I first met Mr. Firth (may I call him 'Colin?')a few years ago when A&E aired its series "Pride and Prejudice" and I, like millions of women everywhere, gave their hearts to Fitzwilliam Darcy. After that, it was one film after another, each different in its own way, each owing its appeal to the brilliance of the actor. He's been Mark Darcy to Bridget Jones, Jan Vermeer to the girl with the pearl earring and a poet who is faced with the imminent demise of his father. He's wielded a sword to rescue a Roman emperor, played a cad who despoils a schoolgirl and then leaves her carrying his child and charmed a daughter he never knew he had in "What a Girl Wants." I've seen them and now own them, bought one at a time, until I've amassed a reasonably decent Colin Firth film library. What's the attraction?

Those eyes. The face that he downplays as something less than beautiful, something on which characters can be painted. I say nay, nay! I think I know beautiful. And, be honest, Colin... magazines like "Manhattan" don't give pages of gorgeous head shots to people who aren't beautiful. Still, beauty isn't everything. In the case of Colin Firth, talent trumps everything.

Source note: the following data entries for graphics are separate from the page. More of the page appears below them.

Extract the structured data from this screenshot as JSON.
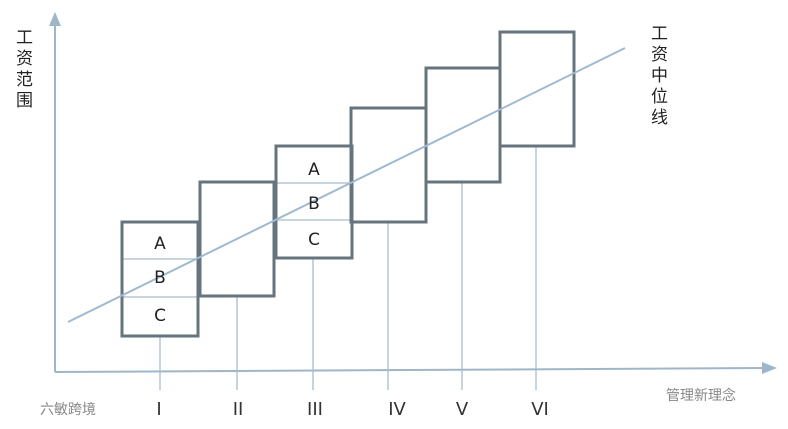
{
  "y_axis_label": "工资范围",
  "median_label": "工资中位线",
  "grades": [
    {
      "label": "I",
      "tiers": [
        "A",
        "B",
        "C"
      ]
    },
    {
      "label": "II"
    },
    {
      "label": "III",
      "tiers": [
        "A",
        "B",
        "C"
      ]
    },
    {
      "label": "IV"
    },
    {
      "label": "V"
    },
    {
      "label": "VI"
    }
  ],
  "watermarks": [
    "六敏跨境",
    "管理新理念"
  ]
}
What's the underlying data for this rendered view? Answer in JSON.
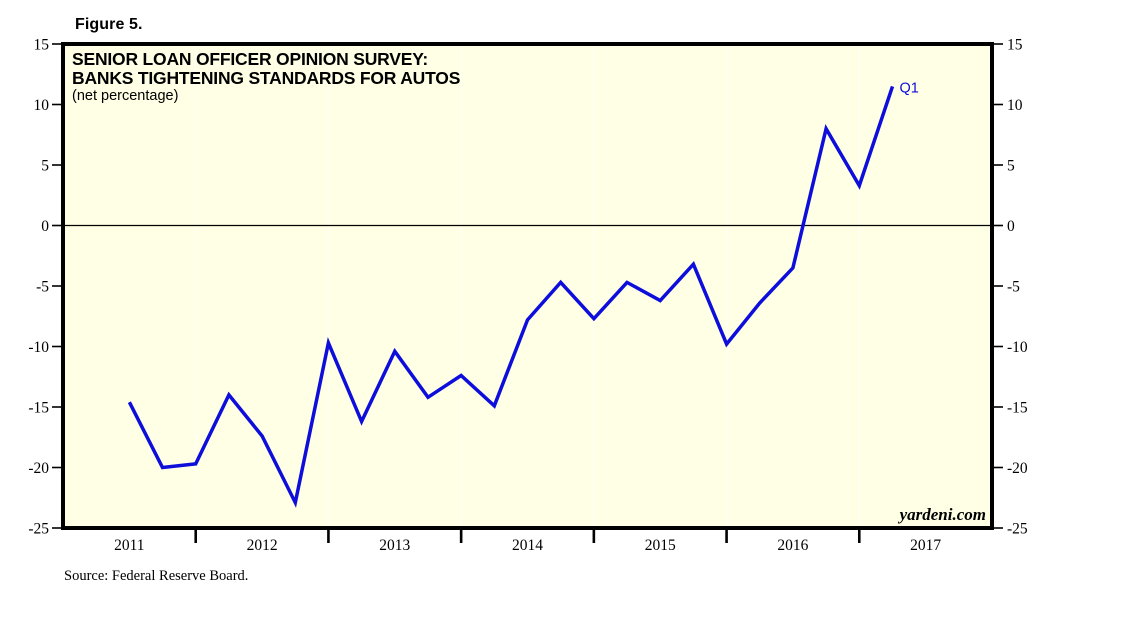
{
  "figure": {
    "label": "Figure 5.",
    "source": "Source: Federal Reserve Board."
  },
  "chart": {
    "title_line1": "SENIOR LOAN OFFICER OPINION SURVEY:",
    "title_line2": "BANKS TIGHTENING STANDARDS FOR AUTOS",
    "subtitle": "(net percentage)",
    "watermark": "yardeni.com"
  },
  "chart_data": {
    "type": "line",
    "x_quarters": [
      "2011 Q2",
      "2011 Q3",
      "2011 Q4",
      "2012 Q1",
      "2012 Q2",
      "2012 Q3",
      "2012 Q4",
      "2013 Q1",
      "2013 Q2",
      "2013 Q3",
      "2013 Q4",
      "2014 Q1",
      "2014 Q2",
      "2014 Q3",
      "2014 Q4",
      "2015 Q1",
      "2015 Q2",
      "2015 Q3",
      "2015 Q4",
      "2016 Q1",
      "2016 Q2",
      "2016 Q3",
      "2016 Q4",
      "2017 Q1"
    ],
    "values": [
      -14.6,
      -20.0,
      -19.7,
      -14.0,
      -17.4,
      -22.9,
      -9.7,
      -16.2,
      -10.4,
      -14.2,
      -12.4,
      -14.9,
      -7.8,
      -4.7,
      -7.7,
      -4.7,
      -6.2,
      -3.2,
      -9.8,
      -6.4,
      -3.5,
      8.0,
      3.3,
      11.5
    ],
    "x_start_year": 2011.5,
    "x_step": 0.25,
    "xlim": [
      2011,
      2018
    ],
    "ylim": [
      -25,
      15
    ],
    "y_ticks": [
      15,
      10,
      5,
      0,
      -5,
      -10,
      -15,
      -20,
      -25
    ],
    "x_tick_years": [
      2012,
      2013,
      2014,
      2015,
      2016,
      2017
    ],
    "x_tick_labels": [
      "2011",
      "2012",
      "2013",
      "2014",
      "2015",
      "2016",
      "2017"
    ],
    "zero_line": 0,
    "last_point_label": "Q1",
    "grid": "zero-line-only",
    "legend": "none",
    "line_color": "#0d0ddc",
    "plot_bg": "#ffffe5",
    "axis_color": "#000000"
  }
}
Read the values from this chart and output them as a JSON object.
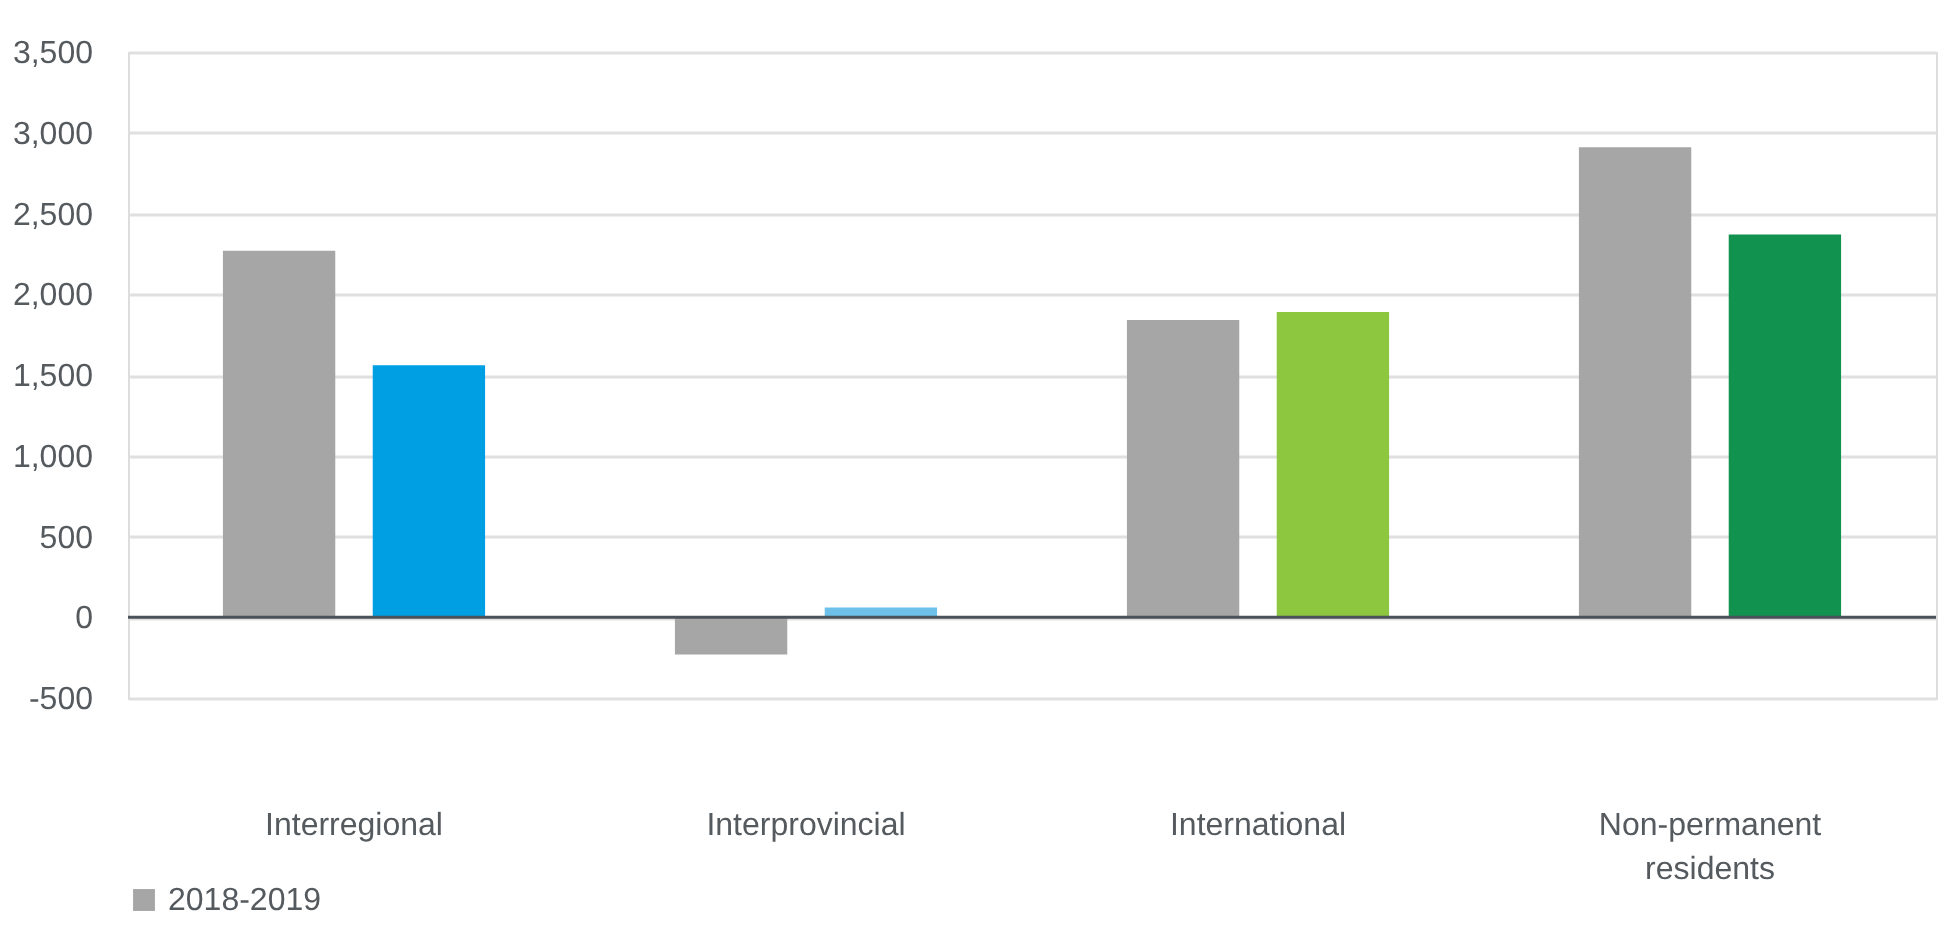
{
  "chart_data": {
    "type": "bar",
    "categories": [
      "Interregional",
      "Interprovincial",
      "International",
      "Non-permanent residents"
    ],
    "series": [
      {
        "name": "2018-2019",
        "color": "#a6a6a6",
        "values": [
          2270,
          -230,
          1840,
          2910
        ]
      },
      {
        "colors": [
          "#009fe3",
          "#6cc0ea",
          "#8dc63f",
          "#12924f"
        ],
        "values": [
          1560,
          60,
          1890,
          2370
        ]
      }
    ],
    "ylim": [
      -500,
      3500
    ],
    "yticks": [
      -500,
      0,
      500,
      {
        "value": 1000,
        "label": "1,000"
      },
      {
        "value": 1500,
        "label": "1,500"
      },
      {
        "value": 2000,
        "label": "2,000"
      },
      {
        "value": 2500,
        "label": "2,500"
      },
      {
        "value": 3000,
        "label": "3,000"
      },
      {
        "value": 3500,
        "label": "3,500"
      }
    ],
    "grid": "y",
    "legend": "bottom"
  }
}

His movie, "A Single Man," for which he's received an Oscar nomination, simply proves my point. A 52-year-old English professor teaching in 1960s L.A., Colin's George Falconer is a textbook neurotic who covers his homosexuality (hardly acceptable in that era) with fastidiousness and reserve. He has just lost his lover of 16 years to a car accident and is struggling to get through what just might be his last day on earth. We see his suffering, his loneliness, his despair. In one scene, he and Jim are curled at opposite ends of the sofa reading with one of their fox terriers resting between them. They are good-naturedly arguing about who will get up to change the record and their ease and comfort with one another speaks volumes about their relationship. After the death of Jim and one of their dogs, George goes to the bank to empty his safe deposit box and comes upon a fox terrier in a car parked outside. He goes to the window and, ever so gently, nuzzles the dog's head, remarking to the dog's owner that "he smells like buttered toast." That little gesture tells the viewer volumes about the depth of his loss. I was the only one in the theater who was crying out loud. In fact, there were only four of us occupying the auditorium, so difficult has it been to find this lovely film playing anywhere.

This Firth performance is brilliant and moving. It is sad and devastating, even as George begins to see the beauty of things around him and perhaps think of an optimistic future. I've seen the movie twice and am about to make it a trio. I am sad that, nominations aside, Colin was passed over for the Golden Globe and the Screen Actors Guild awards in favor of Jeff Bridges' portrayal of a has-been falling-down-drunk country singer in "Crazy Heart."

Any actor worth his salt can play that. Not many could infuse the face of George Falconer with pure grief and grip the hearts of those who come to care about his character. I'm afraid Hollywood will reward family heritage and run-of-the-mill acting while a superb performance like Colin Firth's will lose out. See the film, if you can find it. It's as beautiful as the man who stars in it.